Il démissionne officiellement de son évêché en janvier 1791, après avoir fait partie des signataires de la toute-nouvelle Constitution. Devenu ambassadeur Outre-Manche en juillet 1792, il est vite suspecté de trahison puis d’émigration (alors pratiquée en masse par les nobles et les royalistes partisans de la Contre-Révolution) et doit obtenir des passeports de Danton en personne pour prouver son innocence. Mais il est tout de même contraint de quitter la France, d’abord pour Londres et ensuite pour les Etats-Unis. En septembre 1796, il retrouve son pays natal complètement métamorphosé par la mort du roi et l’instauration d’une République. Il obtient la fonction de ministre des Affaires Etrangères du Directoire en novembre 1797. A ce titre, il rencontre le jeune général Bonaparte, de retour de Campoformio et en route pour l’Egypte, expédition que le futur Prince de Bénévent approuve et encourage.
Son implication dans le coup d’état du 18 Brumaire lui permet de conserver son ministère, mais son rôle est réduit, le Premier Consul tenant à s’occuper personnellement de la plupart des affaires du pays. Pour conférer plus de prestige à celui qui doit représenter la France dans les négociations internationales, Napoléon acquiert le château de Valençay et l’offre à son ministre.

Talleyrand, carte maximum, Paris, 2/06/1951.

Lorsque vient l’affaire du Duc d’Enghien en 1804, Talleyrand est l’un des plus fervents à désirer son arrestation puis son exécution qui mettra un “fleuve de sang” entre Napoléon et les Bourbons, afin d’écarter définitivement – pense-t-il – la menace d’un retour de la monarchie. Il avait trop profité des l’héritage des Lumières pour y renoncer…
Grand chambellan le 1er juillet 1804, Talleyrand assiste au sacre de Napoléon le 2 décembre (il est immortalisé sur le tableau de David) et, après son éclatante victoire sur la coalition à Austerlitz, l’Empereur l’envoie auprès de François II pour négocier les conditions de l’armistice.

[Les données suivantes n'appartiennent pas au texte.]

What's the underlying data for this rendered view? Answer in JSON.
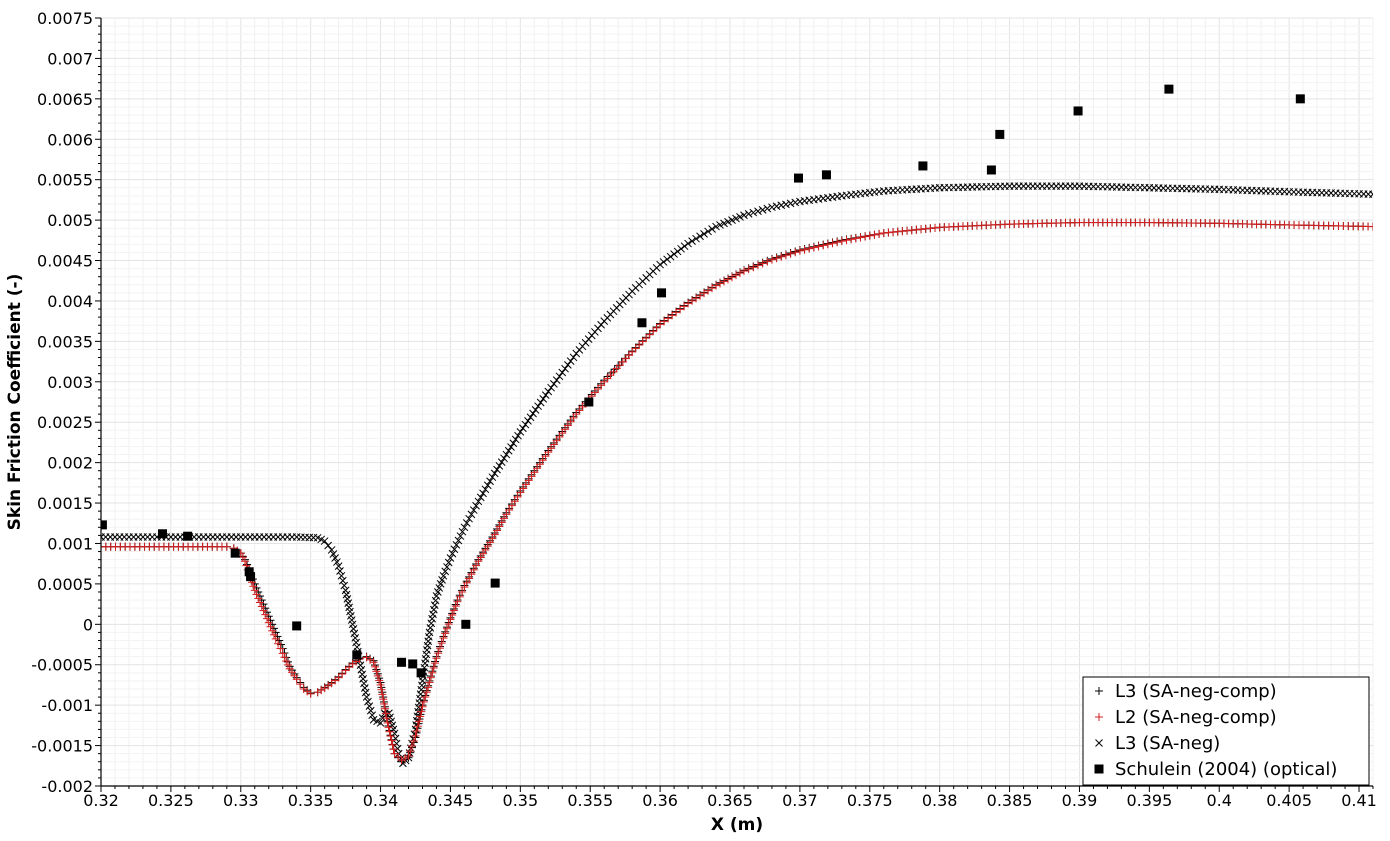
{
  "chart_data": {
    "type": "scatter",
    "title": "",
    "xlabel": "X (m)",
    "ylabel": "Skin Friction Coefficient (-)",
    "xlim": [
      0.32,
      0.411
    ],
    "ylim": [
      -0.002,
      0.0075
    ],
    "x_ticks": [
      0.32,
      0.325,
      0.33,
      0.335,
      0.34,
      0.345,
      0.35,
      0.355,
      0.36,
      0.365,
      0.37,
      0.375,
      0.38,
      0.385,
      0.39,
      0.395,
      0.4,
      0.405,
      0.41
    ],
    "x_tick_labels": [
      "0.32",
      "0.325",
      "0.33",
      "0.335",
      "0.34",
      "0.345",
      "0.35",
      "0.355",
      "0.36",
      "0.365",
      "0.37",
      "0.375",
      "0.38",
      "0.385",
      "0.39",
      "0.395",
      "0.4",
      "0.405",
      "0.41"
    ],
    "y_ticks": [
      -0.002,
      -0.0015,
      -0.001,
      -0.0005,
      0,
      0.0005,
      0.001,
      0.0015,
      0.002,
      0.0025,
      0.003,
      0.0035,
      0.004,
      0.0045,
      0.005,
      0.0055,
      0.006,
      0.0065,
      0.007,
      0.0075
    ],
    "y_tick_labels": [
      "-0.002",
      "-0.0015",
      "-0.001",
      "-0.0005",
      "0",
      "0.0005",
      "0.001",
      "0.0015",
      "0.002",
      "0.0025",
      "0.003",
      "0.0035",
      "0.004",
      "0.0045",
      "0.005",
      "0.0055",
      "0.006",
      "0.0065",
      "0.007",
      "0.0075"
    ],
    "grid": true,
    "legend_position": "bottom-right",
    "series": [
      {
        "name": "L3 (SA-neg-comp)",
        "marker": "plus",
        "color": "#000000",
        "points": [
          [
            0.32,
            0.00096
          ],
          [
            0.329,
            0.00096
          ],
          [
            0.3295,
            0.00094
          ],
          [
            0.33,
            0.00088
          ],
          [
            0.3303,
            0.0008
          ],
          [
            0.3306,
            0.00068
          ],
          [
            0.331,
            0.0005
          ],
          [
            0.3315,
            0.0003
          ],
          [
            0.332,
            0.0001
          ],
          [
            0.3325,
            -0.0001
          ],
          [
            0.333,
            -0.0003
          ],
          [
            0.3335,
            -0.00052
          ],
          [
            0.334,
            -0.00066
          ],
          [
            0.3345,
            -0.00078
          ],
          [
            0.335,
            -0.00085
          ],
          [
            0.3355,
            -0.00084
          ],
          [
            0.336,
            -0.00078
          ],
          [
            0.3365,
            -0.00072
          ],
          [
            0.337,
            -0.00065
          ],
          [
            0.3375,
            -0.00056
          ],
          [
            0.338,
            -0.00048
          ],
          [
            0.3385,
            -0.00042
          ],
          [
            0.339,
            -0.0004
          ],
          [
            0.3395,
            -0.00045
          ],
          [
            0.34,
            -0.00072
          ],
          [
            0.3405,
            -0.0012
          ],
          [
            0.341,
            -0.0016
          ],
          [
            0.3415,
            -0.0017
          ],
          [
            0.342,
            -0.00165
          ],
          [
            0.3425,
            -0.0014
          ],
          [
            0.343,
            -0.001
          ],
          [
            0.3435,
            -0.0007
          ],
          [
            0.344,
            -0.0004
          ],
          [
            0.3445,
            -0.00015
          ],
          [
            0.345,
            8e-05
          ],
          [
            0.3455,
            0.0003
          ],
          [
            0.346,
            0.00048
          ],
          [
            0.347,
            0.0008
          ],
          [
            0.348,
            0.00108
          ],
          [
            0.349,
            0.00138
          ],
          [
            0.35,
            0.00165
          ],
          [
            0.352,
            0.00215
          ],
          [
            0.354,
            0.00262
          ],
          [
            0.356,
            0.00302
          ],
          [
            0.358,
            0.00338
          ],
          [
            0.36,
            0.00372
          ],
          [
            0.362,
            0.00398
          ],
          [
            0.364,
            0.0042
          ],
          [
            0.366,
            0.00438
          ],
          [
            0.368,
            0.00452
          ],
          [
            0.37,
            0.00463
          ],
          [
            0.373,
            0.00475
          ],
          [
            0.376,
            0.00484
          ],
          [
            0.38,
            0.00491
          ],
          [
            0.385,
            0.00495
          ],
          [
            0.39,
            0.00497
          ],
          [
            0.395,
            0.00497
          ],
          [
            0.4,
            0.00496
          ],
          [
            0.405,
            0.00494
          ],
          [
            0.411,
            0.00492
          ]
        ]
      },
      {
        "name": "L2 (SA-neg-comp)",
        "marker": "plus",
        "color": "#d42020",
        "points": [
          [
            0.32,
            0.00096
          ],
          [
            0.329,
            0.00096
          ],
          [
            0.3295,
            0.00094
          ],
          [
            0.33,
            0.00088
          ],
          [
            0.3303,
            0.00078
          ],
          [
            0.3306,
            0.00062
          ],
          [
            0.331,
            0.00042
          ],
          [
            0.3315,
            0.00022
          ],
          [
            0.332,
            2e-05
          ],
          [
            0.3325,
            -0.00018
          ],
          [
            0.333,
            -0.00036
          ],
          [
            0.3335,
            -0.00055
          ],
          [
            0.334,
            -0.00068
          ],
          [
            0.3345,
            -0.0008
          ],
          [
            0.335,
            -0.00086
          ],
          [
            0.3355,
            -0.00084
          ],
          [
            0.336,
            -0.00079
          ],
          [
            0.3365,
            -0.00073
          ],
          [
            0.337,
            -0.00066
          ],
          [
            0.3375,
            -0.00057
          ],
          [
            0.338,
            -0.00049
          ],
          [
            0.3385,
            -0.00043
          ],
          [
            0.339,
            -0.00041
          ],
          [
            0.3395,
            -0.00047
          ],
          [
            0.34,
            -0.00075
          ],
          [
            0.3405,
            -0.00122
          ],
          [
            0.341,
            -0.0016
          ],
          [
            0.3415,
            -0.00168
          ],
          [
            0.342,
            -0.00163
          ],
          [
            0.3425,
            -0.00138
          ],
          [
            0.343,
            -0.00102
          ],
          [
            0.3435,
            -0.00072
          ],
          [
            0.344,
            -0.00042
          ],
          [
            0.3445,
            -0.00017
          ],
          [
            0.345,
            6e-05
          ],
          [
            0.3455,
            0.00028
          ],
          [
            0.346,
            0.00046
          ],
          [
            0.347,
            0.00078
          ],
          [
            0.348,
            0.00106
          ],
          [
            0.349,
            0.00136
          ],
          [
            0.35,
            0.00163
          ],
          [
            0.352,
            0.00213
          ],
          [
            0.354,
            0.0026
          ],
          [
            0.356,
            0.003
          ],
          [
            0.358,
            0.00337
          ],
          [
            0.36,
            0.00371
          ],
          [
            0.362,
            0.00397
          ],
          [
            0.364,
            0.00419
          ],
          [
            0.366,
            0.00437
          ],
          [
            0.368,
            0.00451
          ],
          [
            0.37,
            0.00462
          ],
          [
            0.373,
            0.00474
          ],
          [
            0.376,
            0.00484
          ],
          [
            0.38,
            0.00491
          ],
          [
            0.385,
            0.00495
          ],
          [
            0.39,
            0.00497
          ],
          [
            0.395,
            0.00497
          ],
          [
            0.4,
            0.00496
          ],
          [
            0.405,
            0.00494
          ],
          [
            0.411,
            0.00492
          ]
        ]
      },
      {
        "name": "L3 (SA-neg)",
        "marker": "x",
        "color": "#000000",
        "points": [
          [
            0.32,
            0.00108
          ],
          [
            0.33,
            0.00108
          ],
          [
            0.334,
            0.00108
          ],
          [
            0.3355,
            0.00107
          ],
          [
            0.336,
            0.00103
          ],
          [
            0.3365,
            0.00092
          ],
          [
            0.337,
            0.00072
          ],
          [
            0.3375,
            0.00042
          ],
          [
            0.338,
            0.0
          ],
          [
            0.3385,
            -0.00045
          ],
          [
            0.339,
            -0.0009
          ],
          [
            0.3395,
            -0.00118
          ],
          [
            0.34,
            -0.00122
          ],
          [
            0.3403,
            -0.0011
          ],
          [
            0.3406,
            -0.0011
          ],
          [
            0.341,
            -0.00135
          ],
          [
            0.3413,
            -0.0016
          ],
          [
            0.3416,
            -0.00172
          ],
          [
            0.342,
            -0.00165
          ],
          [
            0.3425,
            -0.0013
          ],
          [
            0.343,
            -0.0007
          ],
          [
            0.3435,
            -0.0001
          ],
          [
            0.344,
            0.00035
          ],
          [
            0.3445,
            0.0006
          ],
          [
            0.345,
            0.00082
          ],
          [
            0.346,
            0.0012
          ],
          [
            0.347,
            0.00152
          ],
          [
            0.348,
            0.00182
          ],
          [
            0.35,
            0.00238
          ],
          [
            0.352,
            0.00288
          ],
          [
            0.354,
            0.00335
          ],
          [
            0.356,
            0.00375
          ],
          [
            0.358,
            0.00412
          ],
          [
            0.36,
            0.00445
          ],
          [
            0.362,
            0.00471
          ],
          [
            0.364,
            0.00492
          ],
          [
            0.366,
            0.00506
          ],
          [
            0.368,
            0.00516
          ],
          [
            0.37,
            0.00523
          ],
          [
            0.373,
            0.0053
          ],
          [
            0.376,
            0.00536
          ],
          [
            0.38,
            0.0054
          ],
          [
            0.385,
            0.00542
          ],
          [
            0.39,
            0.00542
          ],
          [
            0.395,
            0.0054
          ],
          [
            0.4,
            0.00538
          ],
          [
            0.405,
            0.00535
          ],
          [
            0.411,
            0.00532
          ]
        ]
      },
      {
        "name": "Schulein (2004) (optical)",
        "marker": "square",
        "color": "#000000",
        "points": [
          [
            0.3201,
            0.00123
          ],
          [
            0.3244,
            0.00112
          ],
          [
            0.3262,
            0.00109
          ],
          [
            0.3296,
            0.00088
          ],
          [
            0.3306,
            0.00065
          ],
          [
            0.3307,
            0.00059
          ],
          [
            0.334,
            -2e-05
          ],
          [
            0.3383,
            -0.00038
          ],
          [
            0.3415,
            -0.00047
          ],
          [
            0.3423,
            -0.00049
          ],
          [
            0.3429,
            -0.0006
          ],
          [
            0.3461,
            0.0
          ],
          [
            0.3482,
            0.00051
          ],
          [
            0.3549,
            0.00275
          ],
          [
            0.3587,
            0.00373
          ],
          [
            0.3601,
            0.0041
          ],
          [
            0.3699,
            0.00552
          ],
          [
            0.3719,
            0.00556
          ],
          [
            0.3788,
            0.00567
          ],
          [
            0.3837,
            0.00562
          ],
          [
            0.3843,
            0.00606
          ],
          [
            0.3899,
            0.00635
          ],
          [
            0.3964,
            0.00662
          ],
          [
            0.4058,
            0.0065
          ]
        ]
      }
    ]
  }
}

Il acceptera d’être payé par l’Autriche à la condition de ne pas lui imposer des exigences de paix trop dures…

Talleyrand, épreuve d’artiste.

Prince de Bénévent le 5 juin 1806, il assure son ministère jusqu’en août 1807, où il quitte la fonction pour celle de Vice-Grand Electeur de l’Empire, “le seul vice qu’il n’eût pas encore” des dires de Fouché, ministre de la police et éternel rival de Talleyrand.
Les deux hommes ont pourtant beaucoup en commun : tous deux ne peuvent s’empêcher de trahir et d’intriguer, que ce soit contre l’Empereur ou contre n’importe quel autre gouvernement en place. Talleyrand s’y met véritablement fin 1806, en critiquant l’entrée en guerre de la France contre la Prusse, une guerre pourtant défensive que Napoléon n’avait pas désirée. En 1808, c’est à l’initiative du Prince que la France envahit l’Espagne (il niera plus tard avoir encouragé l’Empereur); il accueille alors Ferdinand, fils du roi d’Espagne, dans son château de Valençay.

Il s’enfonce plus avant dans la trahison à Erfurt, à partir du 27 septembre 1808. Il parvient à éloigner le Tsar Alexandre Ier de Napoléon, de telle sorte que l’entrevue sera un échec total, le premier pas vers la dégradation des relations franco-russes.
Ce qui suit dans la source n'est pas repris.